Ян опять побрел по залу и (все пути ведут в Рим) опять пришел к той же кучке поэтов. Там все еще спорили, перемывая кости Марчинскому, но, увидев Яна, перевели разговор на другое. Ян сел в одно из кресел, что стояли вокруг стола, и закурил. У колонны два молодых человека с грязными ушами подмигнули друг другу, и один из них заговорил преувеличенно громко, чтобы все могли слушать. «А все же я согласен с Рупертом. Эти свиньи способны только копать землю. Мужичье, хамы. И добро бы они дали нам что-нибудь, а то они питаются нашими соками. Все наше. Наша наука, наши песни, наши изобретения, наша философия, даже язык и тот наш».

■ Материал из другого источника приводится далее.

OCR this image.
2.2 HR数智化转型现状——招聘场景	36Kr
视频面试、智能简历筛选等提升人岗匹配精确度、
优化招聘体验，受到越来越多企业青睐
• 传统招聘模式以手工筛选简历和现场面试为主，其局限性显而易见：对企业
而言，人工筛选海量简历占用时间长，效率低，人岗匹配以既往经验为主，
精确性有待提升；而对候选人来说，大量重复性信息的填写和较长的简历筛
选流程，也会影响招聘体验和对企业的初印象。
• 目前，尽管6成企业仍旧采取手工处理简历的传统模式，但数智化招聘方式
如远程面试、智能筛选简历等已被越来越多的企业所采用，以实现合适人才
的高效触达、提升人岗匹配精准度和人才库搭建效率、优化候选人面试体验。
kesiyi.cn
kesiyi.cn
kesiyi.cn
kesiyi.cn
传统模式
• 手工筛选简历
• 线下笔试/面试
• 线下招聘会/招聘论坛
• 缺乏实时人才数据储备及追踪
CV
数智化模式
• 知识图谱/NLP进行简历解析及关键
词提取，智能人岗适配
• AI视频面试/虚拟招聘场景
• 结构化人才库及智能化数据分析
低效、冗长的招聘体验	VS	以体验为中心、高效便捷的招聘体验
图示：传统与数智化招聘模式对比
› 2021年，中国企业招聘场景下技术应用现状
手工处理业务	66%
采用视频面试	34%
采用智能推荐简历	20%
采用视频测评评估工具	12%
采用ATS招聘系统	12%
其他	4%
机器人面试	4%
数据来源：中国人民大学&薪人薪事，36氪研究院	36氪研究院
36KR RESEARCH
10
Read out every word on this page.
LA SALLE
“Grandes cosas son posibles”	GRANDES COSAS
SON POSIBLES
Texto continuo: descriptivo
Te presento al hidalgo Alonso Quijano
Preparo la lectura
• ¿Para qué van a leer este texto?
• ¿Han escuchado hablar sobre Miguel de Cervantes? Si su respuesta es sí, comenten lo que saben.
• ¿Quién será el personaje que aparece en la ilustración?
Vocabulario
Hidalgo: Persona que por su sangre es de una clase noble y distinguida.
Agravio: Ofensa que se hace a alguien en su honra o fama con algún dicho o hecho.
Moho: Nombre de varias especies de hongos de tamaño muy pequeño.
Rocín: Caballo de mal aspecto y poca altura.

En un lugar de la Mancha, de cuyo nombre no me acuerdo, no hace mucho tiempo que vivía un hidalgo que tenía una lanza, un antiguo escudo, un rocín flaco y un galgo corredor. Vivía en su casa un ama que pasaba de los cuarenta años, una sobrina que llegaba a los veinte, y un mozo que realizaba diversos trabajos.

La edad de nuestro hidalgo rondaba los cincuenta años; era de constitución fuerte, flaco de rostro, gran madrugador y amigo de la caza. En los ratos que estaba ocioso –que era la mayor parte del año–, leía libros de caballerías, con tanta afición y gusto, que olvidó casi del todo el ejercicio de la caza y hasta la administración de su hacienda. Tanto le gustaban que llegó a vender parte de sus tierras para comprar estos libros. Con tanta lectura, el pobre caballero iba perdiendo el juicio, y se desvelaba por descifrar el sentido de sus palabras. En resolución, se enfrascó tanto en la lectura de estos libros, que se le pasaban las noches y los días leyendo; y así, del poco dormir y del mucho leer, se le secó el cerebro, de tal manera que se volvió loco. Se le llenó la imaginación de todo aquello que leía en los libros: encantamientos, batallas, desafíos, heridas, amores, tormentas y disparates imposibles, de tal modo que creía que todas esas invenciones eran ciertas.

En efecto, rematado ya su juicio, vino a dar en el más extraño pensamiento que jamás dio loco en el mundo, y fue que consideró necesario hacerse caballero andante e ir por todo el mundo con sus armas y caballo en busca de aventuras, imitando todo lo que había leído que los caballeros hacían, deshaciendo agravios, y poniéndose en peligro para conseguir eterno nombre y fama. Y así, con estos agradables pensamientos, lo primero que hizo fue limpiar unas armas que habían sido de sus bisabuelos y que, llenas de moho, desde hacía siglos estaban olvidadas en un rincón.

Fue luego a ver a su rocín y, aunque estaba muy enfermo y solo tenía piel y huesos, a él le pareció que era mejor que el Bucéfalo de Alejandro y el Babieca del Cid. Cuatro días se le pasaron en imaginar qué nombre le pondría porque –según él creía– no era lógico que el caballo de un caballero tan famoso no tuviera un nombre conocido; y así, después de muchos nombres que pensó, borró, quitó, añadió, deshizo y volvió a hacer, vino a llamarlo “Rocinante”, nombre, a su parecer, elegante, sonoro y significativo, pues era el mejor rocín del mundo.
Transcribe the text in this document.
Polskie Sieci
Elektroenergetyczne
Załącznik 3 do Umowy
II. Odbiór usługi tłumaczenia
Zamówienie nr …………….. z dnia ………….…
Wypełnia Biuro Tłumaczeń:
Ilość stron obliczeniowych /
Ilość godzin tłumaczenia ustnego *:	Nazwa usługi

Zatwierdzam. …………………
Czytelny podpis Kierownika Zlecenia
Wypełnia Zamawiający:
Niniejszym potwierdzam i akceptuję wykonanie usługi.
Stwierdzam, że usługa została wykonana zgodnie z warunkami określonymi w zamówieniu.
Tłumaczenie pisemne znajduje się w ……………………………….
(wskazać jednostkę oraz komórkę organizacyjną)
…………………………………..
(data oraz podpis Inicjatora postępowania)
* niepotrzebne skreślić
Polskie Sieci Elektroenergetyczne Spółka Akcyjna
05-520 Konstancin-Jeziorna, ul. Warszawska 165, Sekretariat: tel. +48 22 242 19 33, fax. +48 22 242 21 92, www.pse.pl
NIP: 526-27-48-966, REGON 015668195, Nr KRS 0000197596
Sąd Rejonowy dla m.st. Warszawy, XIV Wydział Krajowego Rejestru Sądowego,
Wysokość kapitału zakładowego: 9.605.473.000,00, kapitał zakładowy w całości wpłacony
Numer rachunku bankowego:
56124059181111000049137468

Они явно нарывались на скандал, что было в последнее время делом обычным. За этим следовала обычно дуэль или попросту избиение в темном переулке. Ражие парни с молодецкими лицами, в распахнутых плащах, нарывались на споры с учеными и поэтами, которые имели несчастье быть славянами и потом «в справедливом порыве народного гнева» бывали искалечены, а то и вовсе убиты. Этих парней объединяла какая-то тайная мощная организация, помогавшая им навязывать драки и благополучно избегать полиции и возмездия настоящей толпы. Ян раздумывал: стоит ли ему ввязываться в их спор, но тут к нему на помощь неожиданно пришел мощный союзник. Парни как раз прохаживались насчет того, что славяне ничего не дали поэзии покорителей. И тут в воздухе хлопнуло как из револьвера одно коротенькое слово: «Ложь!»

Все обернулись в недоумении и увидели черноволосого, среднего роста человека с огромными, жадно блестящими глазами и впалыми щеками.

Ян сразу узнал его: это был Шуберт, поэт, только что отсидевший два года в страшной Золанской цитадели. Шуберт подошел быстрым шагом к спорившим.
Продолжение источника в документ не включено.